Hans-Heinrich Dieter

Wo bleiben die UN?   (19.03.2014)

 

Die überwiegende Mehrheit der internationalen Staatengemeinschaft verurteilt die wiederholten Völkerrechtsbrüche Russlands in der Ukraine-Krise. Die USA verhängen Sanktionen, die EU hat in seltener Einmütigkeit die Stufe 2 der Sanktionen gegenRussland ausgelöst und Japan schließt sich mit Sanktionen an.

Putin zeigt sich wenig beeindruckt, hält großrussische Reden, bezeichnet die Krim als "untrennbaren" Teil Russlands und unterzeichnet den Vertrag, der die ukrainische Halbinsel zum Teil der russischen Föderation macht. Und es kommt zu ersten militärischen Zwischenfällen.

Vizepräsident Biden spricht von "Landraub", Kanzlerin Merkel kritisiert diese russischen Maßnahmen als illegal und die EU erkennt die "Annexion" der Krim durch Russland ausdrücklich nicht an. Und wo bleiben die Vereinten Nationen. Zwar verurteilte der Weltsicherheitsrat – gegen die Stimme Russlands, mit Enthaltung Chinas – also mit 13 von 15 Stimmen die Verletzung der Integrität der Ukraine, doch das war zu Beginn der Krim-Krise. Jetzt fehlen eindeutige Wertungen der UN.

Die Zurückhaltung der Vereinten Nationen ist natürlich verständlich, denn das mehrfach Völkerrecht verletzende Russland ist Vetomacht im Weltsicherheitsrat und an Vetomächten perlt Kritik der UN gelegentlich ab. Deswegen sollten die UN Maßnahmen ergreifen, die dem Rechtsbrecher Russland Grenzen aufzeigen. Die UN haben allerdings nur wenige Sanktionsmöglichkeiten. Jetzt ist aber eine gute Gelegenheit, sich von überkommenen Zwängen, Abhängigkeiten und Hindernissen zu befreien.
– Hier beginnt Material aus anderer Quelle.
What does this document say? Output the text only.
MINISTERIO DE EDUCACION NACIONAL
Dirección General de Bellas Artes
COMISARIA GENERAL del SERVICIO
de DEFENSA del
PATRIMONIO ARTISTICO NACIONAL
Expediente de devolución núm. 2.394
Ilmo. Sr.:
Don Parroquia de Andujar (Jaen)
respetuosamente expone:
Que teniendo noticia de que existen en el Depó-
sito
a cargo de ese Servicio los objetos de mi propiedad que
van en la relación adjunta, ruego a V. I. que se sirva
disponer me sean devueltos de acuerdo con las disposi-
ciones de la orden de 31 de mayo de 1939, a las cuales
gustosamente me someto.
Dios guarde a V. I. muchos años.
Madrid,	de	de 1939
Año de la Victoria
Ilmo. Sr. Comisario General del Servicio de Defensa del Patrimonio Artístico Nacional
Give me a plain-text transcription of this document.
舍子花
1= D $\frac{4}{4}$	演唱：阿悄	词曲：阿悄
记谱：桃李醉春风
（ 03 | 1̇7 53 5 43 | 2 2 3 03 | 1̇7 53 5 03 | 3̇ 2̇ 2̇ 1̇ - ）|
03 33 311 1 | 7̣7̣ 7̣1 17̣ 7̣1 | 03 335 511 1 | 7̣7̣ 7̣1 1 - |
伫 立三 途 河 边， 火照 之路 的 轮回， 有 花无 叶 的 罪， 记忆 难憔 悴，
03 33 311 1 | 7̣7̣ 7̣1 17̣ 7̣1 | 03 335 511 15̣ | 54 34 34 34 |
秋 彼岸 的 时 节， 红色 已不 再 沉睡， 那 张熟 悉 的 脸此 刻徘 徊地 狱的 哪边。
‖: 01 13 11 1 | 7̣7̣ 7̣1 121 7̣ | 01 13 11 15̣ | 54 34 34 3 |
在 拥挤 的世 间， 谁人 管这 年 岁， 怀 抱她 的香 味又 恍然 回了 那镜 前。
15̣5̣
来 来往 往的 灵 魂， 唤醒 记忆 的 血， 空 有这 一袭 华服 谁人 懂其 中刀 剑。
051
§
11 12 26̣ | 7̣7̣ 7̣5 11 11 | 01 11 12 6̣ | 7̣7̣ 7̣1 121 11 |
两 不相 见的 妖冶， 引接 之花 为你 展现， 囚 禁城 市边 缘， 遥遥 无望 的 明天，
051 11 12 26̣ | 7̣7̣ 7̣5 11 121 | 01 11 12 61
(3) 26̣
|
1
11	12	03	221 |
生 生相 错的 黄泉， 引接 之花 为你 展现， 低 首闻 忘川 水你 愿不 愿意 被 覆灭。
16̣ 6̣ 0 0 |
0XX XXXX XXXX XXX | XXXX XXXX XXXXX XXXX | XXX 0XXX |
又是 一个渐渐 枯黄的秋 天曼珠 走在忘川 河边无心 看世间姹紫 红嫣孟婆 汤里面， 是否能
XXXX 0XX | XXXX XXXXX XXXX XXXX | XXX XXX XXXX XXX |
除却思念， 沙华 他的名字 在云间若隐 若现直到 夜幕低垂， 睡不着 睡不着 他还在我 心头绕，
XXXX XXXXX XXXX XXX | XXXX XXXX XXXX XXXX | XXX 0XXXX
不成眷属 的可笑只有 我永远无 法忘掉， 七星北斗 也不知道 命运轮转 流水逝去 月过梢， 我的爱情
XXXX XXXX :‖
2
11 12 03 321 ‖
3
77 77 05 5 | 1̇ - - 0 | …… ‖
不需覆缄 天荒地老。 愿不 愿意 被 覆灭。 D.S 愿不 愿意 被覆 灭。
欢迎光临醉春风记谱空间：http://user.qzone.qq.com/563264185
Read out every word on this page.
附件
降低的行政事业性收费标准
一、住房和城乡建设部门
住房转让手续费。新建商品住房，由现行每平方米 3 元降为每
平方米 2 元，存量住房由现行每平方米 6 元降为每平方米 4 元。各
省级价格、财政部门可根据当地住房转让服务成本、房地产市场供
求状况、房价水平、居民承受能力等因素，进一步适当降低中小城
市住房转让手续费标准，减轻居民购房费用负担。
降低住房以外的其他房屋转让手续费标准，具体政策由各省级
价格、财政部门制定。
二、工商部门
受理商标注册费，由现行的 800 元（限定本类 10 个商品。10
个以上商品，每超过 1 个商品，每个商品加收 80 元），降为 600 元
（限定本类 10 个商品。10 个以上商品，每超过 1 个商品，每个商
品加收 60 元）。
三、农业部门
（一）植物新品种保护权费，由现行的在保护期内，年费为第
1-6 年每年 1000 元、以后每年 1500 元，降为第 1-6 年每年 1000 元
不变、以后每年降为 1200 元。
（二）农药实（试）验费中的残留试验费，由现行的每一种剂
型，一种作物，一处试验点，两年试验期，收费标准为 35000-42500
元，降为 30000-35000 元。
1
Der UN-Sicherheitsrat entspricht den politischen Realitäten von 1945. Die vor langer Zeit angestoßene Reform könnte jetzt neu diskutiert werden. Die Vereinten Nationen könnten deutlich machen, dass sie nicht länger gewillt sind, sich durch fortgesetzten und kaltschneuzigen Bruch internationalen Rechtes durch Russland verhöhnen zu lassen. Und die UN könnten zeigen, dass sie es nicht länger hinnehmen wollen, dass Vetomächte wie Russland an Frieden, demokratischen Werten und an humanitären Zielen orientierte Politik der internationalen Staatengemeinschaft blockieren und eine nicht mehr gerechtfertigte herausgehobene Rolle spielen.

Russland wählt derzeit den Weg der Konfrontation mit großen und wichtigen Teilen der Welt. Russland demaskiert sich als neoimperialistisch, skrupellos, und diplomatieresistent. Russland will wieder eine Supermacht werden - auf Kosten souveräner Staaten und Nachbarn - , stellt sich der zivilisierten Welt entgegen und scheint dabei auch vor einem neuen kalten Krieg nicht zurückzuschrecken. Russland hat das Vertrauen der westlichen Welt in seine Berechenbarkeit als Partner verloren. Damit wird eine neue Weltordnung erforderlich, denn Europa und die USA müssen jetzt ihr Verhältnis zu Russland von Grund auf neu definieren.

In dieser neuen politischen Gemengelage und angesichts der damit verbundenen sicherheitspolitischen Herausforderungen scheint es bessere Chancen zu geben, die für eine grundlegende Reform des Weltsicherheitsrates erforderliche Zweidrittelmehrheit der UN-Vollversammlung zu gewinnen. Eine solche Reform würde die Legitimität der UN deutlich stärken und Russland einen Preis seiner für die internationale Staatengemeinschaft inakzeptablen Politik aufzeigen.